A small skin incision was placed in the upper chest region. Following administration of local anesthesia (1% lidocaine), a tunnel was obtained between the two skin incisions. A vascular sheath was then placed through the tunnel, and the catheter was advanced through the peel-away sheath.
The #5 French straight catheter was then removed under a Rosen wire, and a #10 French peel-away sheath was placed into the right internal jugular vein. The dilator and wire were then removed, and the end of the peel-away sheath was crimped to avoid blood loss with the patient holding his breath. The tip of the catheter was then advanced through the peel-away sheath with the tip of the junction of the right atrium/superior vena cava. The peel-away sheath was then removed and the catheter was adjusted to obtain a smooth transition. The cuff of the catheter was approximately 1 to 2 cm from the incision site. A single 2–0 Prolene suture was then placed at the catheter insertion
site, and three sutures were placed at the lower neck incision site. There was no evidence of bleeding.

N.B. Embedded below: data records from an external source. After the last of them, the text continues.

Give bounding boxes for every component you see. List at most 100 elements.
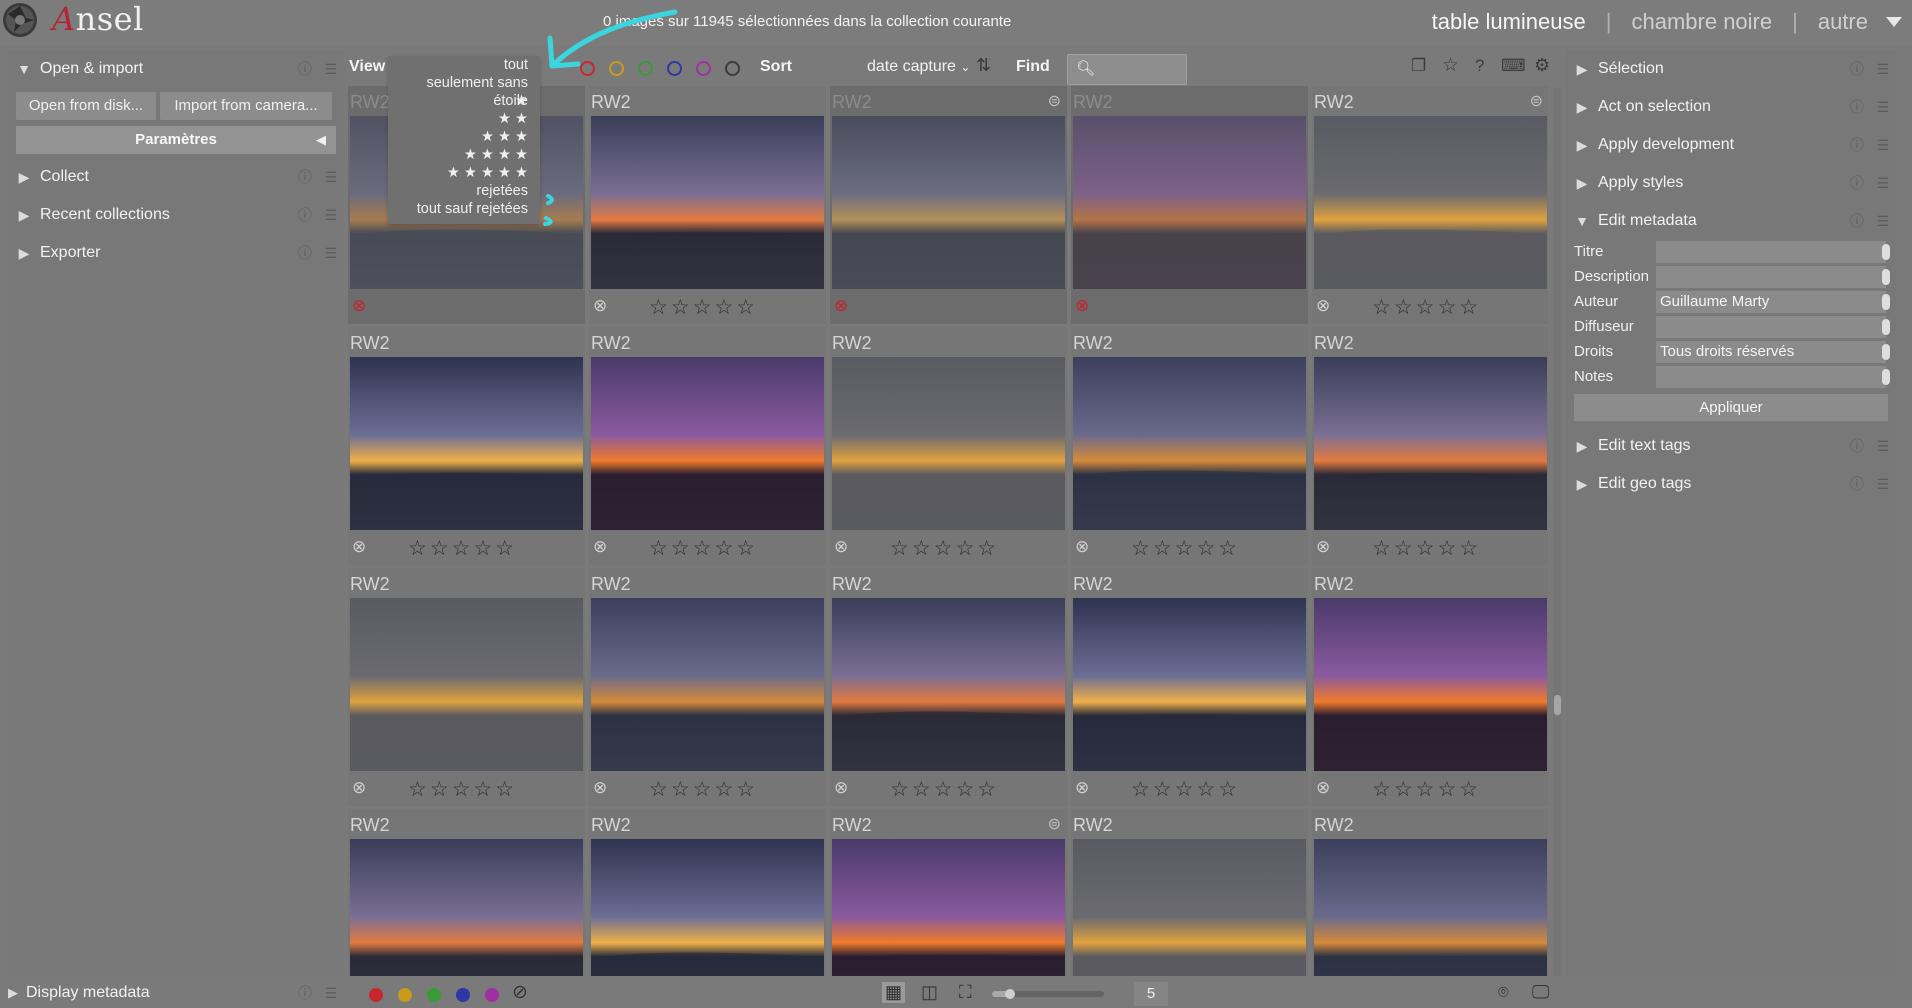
reset-icon[interactable]: ⓘ — [1844, 211, 1870, 231]
filter-option-all-except-rejected[interactable]: tout sauf rejetées — [388, 200, 540, 218]
color-filter-red[interactable] — [580, 61, 595, 76]
star-overlay-icon[interactable]: ☆ — [1442, 54, 1459, 77]
module-display-metadata[interactable]: ▶ Display metadata ⓘ ☰ — [0, 978, 344, 1008]
view-darkroom[interactable]: chambre noire — [1631, 9, 1772, 35]
reset-icon[interactable]: ⓘ — [292, 205, 318, 225]
color-filter-yellow[interactable] — [609, 61, 624, 76]
reject-icon[interactable]: ⊗ — [593, 778, 607, 798]
keyboard-icon[interactable]: ⌨ — [1501, 56, 1526, 76]
reset-icon[interactable]: ⓘ — [1844, 135, 1870, 155]
field-toggle[interactable] — [1882, 294, 1890, 310]
thumbnail-cell[interactable]: RW2⊗☆☆☆☆☆ — [348, 809, 585, 976]
photo-thumbnail[interactable] — [591, 357, 824, 530]
zoom-slider-handle[interactable] — [1005, 989, 1015, 999]
author-field[interactable]: Guillaume Marty — [1656, 291, 1886, 313]
reject-icon[interactable]: ⊗ — [1316, 537, 1330, 557]
display-profile-icon[interactable]: 🖵︎ — [1532, 982, 1549, 1003]
presets-menu-icon[interactable]: ☰ — [1870, 61, 1896, 78]
reject-icon[interactable]: ⊗ — [834, 537, 848, 557]
color-filter-none[interactable] — [725, 61, 740, 76]
star-rating[interactable]: ☆☆☆☆☆ — [1372, 777, 1481, 802]
photo-thumbnail[interactable] — [832, 357, 1065, 530]
thumbnail-cell[interactable]: RW2⊗☆☆☆☆☆ — [830, 327, 1067, 565]
photo-thumbnail[interactable] — [1314, 116, 1547, 289]
thumbnail-cell[interactable]: RW2⊗☆☆☆☆☆ — [1071, 327, 1308, 565]
field-toggle[interactable] — [1882, 244, 1890, 260]
field-toggle[interactable] — [1882, 269, 1890, 285]
reject-icon[interactable]: ⊗ — [1316, 296, 1330, 316]
focus-peaking-icon[interactable]: ⌾ — [1498, 982, 1509, 1003]
thumbnail-cell[interactable]: RW2⊗☆☆☆☆☆ — [1312, 809, 1548, 976]
reset-icon[interactable]: ⓘ — [1844, 474, 1870, 494]
star-rating[interactable]: ☆☆☆☆☆ — [1131, 536, 1240, 561]
grid-scrollbar[interactable] — [1553, 88, 1561, 976]
thumbnail-cell[interactable]: RW2⊗☆☆☆☆☆ — [348, 568, 585, 806]
presets-menu-icon[interactable]: ☰ — [1870, 99, 1896, 116]
scrollbar-thumb[interactable] — [1554, 695, 1561, 715]
reset-icon[interactable]: ⓘ — [1844, 97, 1870, 117]
filter-option-rejected[interactable]: rejetées — [388, 182, 540, 200]
filter-option-2-stars[interactable]: ★ ★ — [388, 110, 540, 128]
help-icon[interactable]: ? — [1475, 56, 1484, 76]
reset-icon[interactable]: ⓘ — [292, 243, 318, 263]
presets-menu-icon[interactable]: ☰ — [1870, 476, 1896, 493]
module-selection[interactable]: ▶ Sélection ⓘ ☰ — [1566, 50, 1896, 88]
thumbnail-cell[interactable]: RW2 ⊜ ⊗ ☆☆☆☆☆ — [1312, 86, 1548, 324]
photo-thumbnail[interactable] — [350, 357, 583, 530]
thumbnail-cell[interactable]: RW2⊗☆☆☆☆☆ — [589, 568, 826, 806]
reject-icon[interactable]: ⊗ — [1075, 778, 1089, 798]
photo-thumbnail[interactable] — [1073, 116, 1306, 289]
reject-icon[interactable]: ⊗ — [1075, 296, 1089, 316]
module-exporter[interactable]: ▶ Exporter ⓘ ☰ — [8, 234, 344, 272]
photo-thumbnail[interactable] — [1314, 598, 1547, 771]
reject-icon[interactable]: ⊗ — [1075, 537, 1089, 557]
filter-option-unstarred[interactable]: seulement sans étoile — [388, 74, 540, 109]
photo-thumbnail[interactable] — [591, 598, 824, 771]
star-rating[interactable]: ☆☆☆☆☆ — [890, 777, 999, 802]
presets-menu-icon[interactable]: ☰ — [318, 61, 344, 78]
open-from-disk-button[interactable]: Open from disk... — [16, 92, 156, 120]
module-open-import[interactable]: ▼ Open & import ⓘ ☰ — [8, 50, 344, 88]
presets-menu-icon[interactable]: ☰ — [318, 245, 344, 262]
photo-thumbnail[interactable] — [350, 598, 583, 771]
reset-icon[interactable]: ⓘ — [292, 59, 318, 79]
photo-thumbnail[interactable] — [832, 839, 1065, 976]
module-apply-styles[interactable]: ▶ Apply styles ⓘ ☰ — [1566, 164, 1896, 202]
star-rating[interactable]: ☆☆☆☆☆ — [408, 777, 517, 802]
preview-layout-icon[interactable]: ⛶ — [959, 982, 972, 1003]
presets-menu-icon[interactable]: ☰ — [1870, 137, 1896, 154]
group-icon[interactable]: ⊜ — [1530, 91, 1543, 111]
field-toggle[interactable] — [1882, 319, 1890, 335]
photo-thumbnail[interactable] — [1314, 839, 1547, 976]
thumbnail-cell[interactable]: RW2⊗☆☆☆☆☆ — [830, 568, 1067, 806]
color-label-green[interactable] — [427, 988, 441, 1002]
group-icon[interactable]: ⊜ — [1048, 91, 1061, 111]
thumbnail-cell[interactable]: RW2⊗☆☆☆☆☆ — [1071, 568, 1308, 806]
view-lighttable[interactable]: table lumineuse — [1432, 9, 1586, 35]
filter-option-4-stars[interactable]: ★ ★ ★ ★ — [388, 146, 540, 164]
reject-icon[interactable]: ⊗ — [593, 296, 607, 316]
description-field[interactable] — [1656, 266, 1886, 288]
star-rating[interactable]: ☆☆☆☆☆ — [649, 295, 758, 320]
presets-menu-icon[interactable]: ☰ — [318, 169, 344, 186]
publisher-field[interactable] — [1656, 316, 1886, 338]
zoom-slider[interactable] — [992, 989, 1104, 999]
reset-icon[interactable]: ⓘ — [292, 167, 318, 187]
thumbnail-cell[interactable]: RW2⊗☆☆☆☆☆ — [589, 327, 826, 565]
filemanager-layout-icon[interactable]: ▦ — [882, 982, 906, 1003]
filter-option-5-stars[interactable]: ★ ★ ★ ★ ★ — [388, 164, 540, 182]
photo-thumbnail[interactable] — [1073, 598, 1306, 771]
color-filter-blue[interactable] — [667, 61, 682, 76]
color-label-yellow[interactable] — [398, 988, 412, 1002]
module-collect[interactable]: ▶ Collect ⓘ ☰ — [8, 158, 344, 196]
thumbnail-cell[interactable]: RW2⊗☆☆☆☆☆ — [589, 86, 826, 324]
reset-icon[interactable]: ⓘ — [1844, 59, 1870, 79]
color-filter-purple[interactable] — [696, 61, 711, 76]
star-rating[interactable]: ☆☆☆☆☆ — [649, 536, 758, 561]
color-label-purple[interactable] — [485, 988, 499, 1002]
group-icon[interactable]: ⊜ — [1048, 814, 1061, 834]
photo-thumbnail[interactable] — [1073, 839, 1306, 976]
module-apply-development[interactable]: ▶ Apply development ⓘ ☰ — [1566, 126, 1896, 164]
photo-thumbnail[interactable] — [1073, 357, 1306, 530]
reject-icon[interactable]: ⊗ — [352, 778, 366, 798]
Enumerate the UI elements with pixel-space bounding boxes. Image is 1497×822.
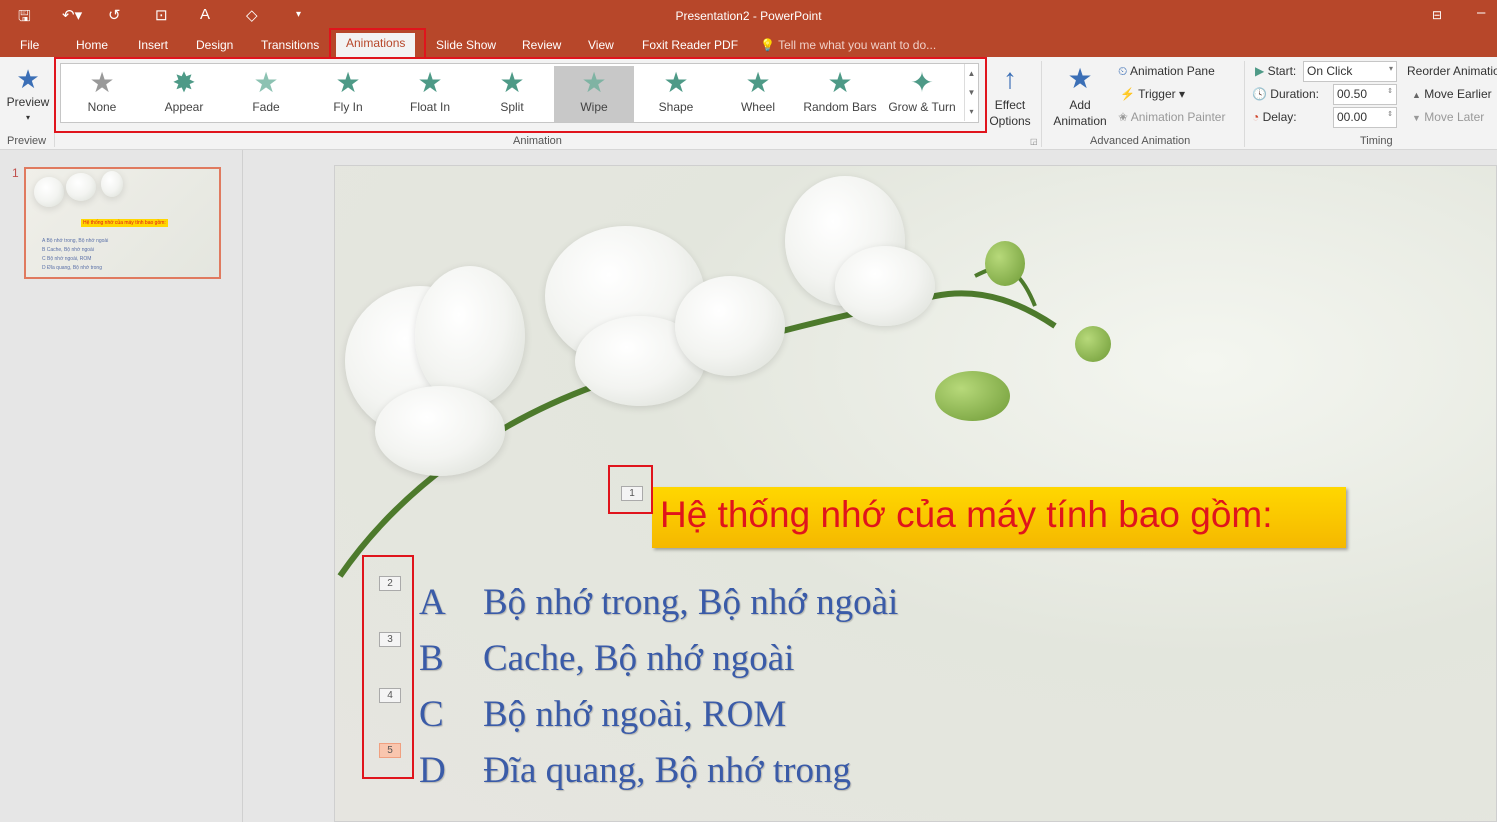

Contrast was infused through the single port, which revealed adequate placement. Post placement chest x-ray did not reveal a pneumothorax.
The patient tolerated the procedure well. The patient denied pain and shortness of breath at termination of the study.
IMPRESSION: Placement of a tunneled #14.5 French hemodialysis catheter through the right internal jugular vein as described above.
Abstracting & Coding Questions:
1. Was the catheter inserted by the radiologist?
2. Was the catheter inserted into the venous or arterial system?
3. Was the catheter inserted centrally or peripherally?
4. Was the catheter tunneled?
5. Was a subcutaneous port/pump inserted?
6. Does the age of the patient affect CPT code assignment?
7. Is ultrasound guidance separately reported?
8. What CPT code(s) would be reported for this case?
9. What ICD-10-CM code(s) would be reported for this case?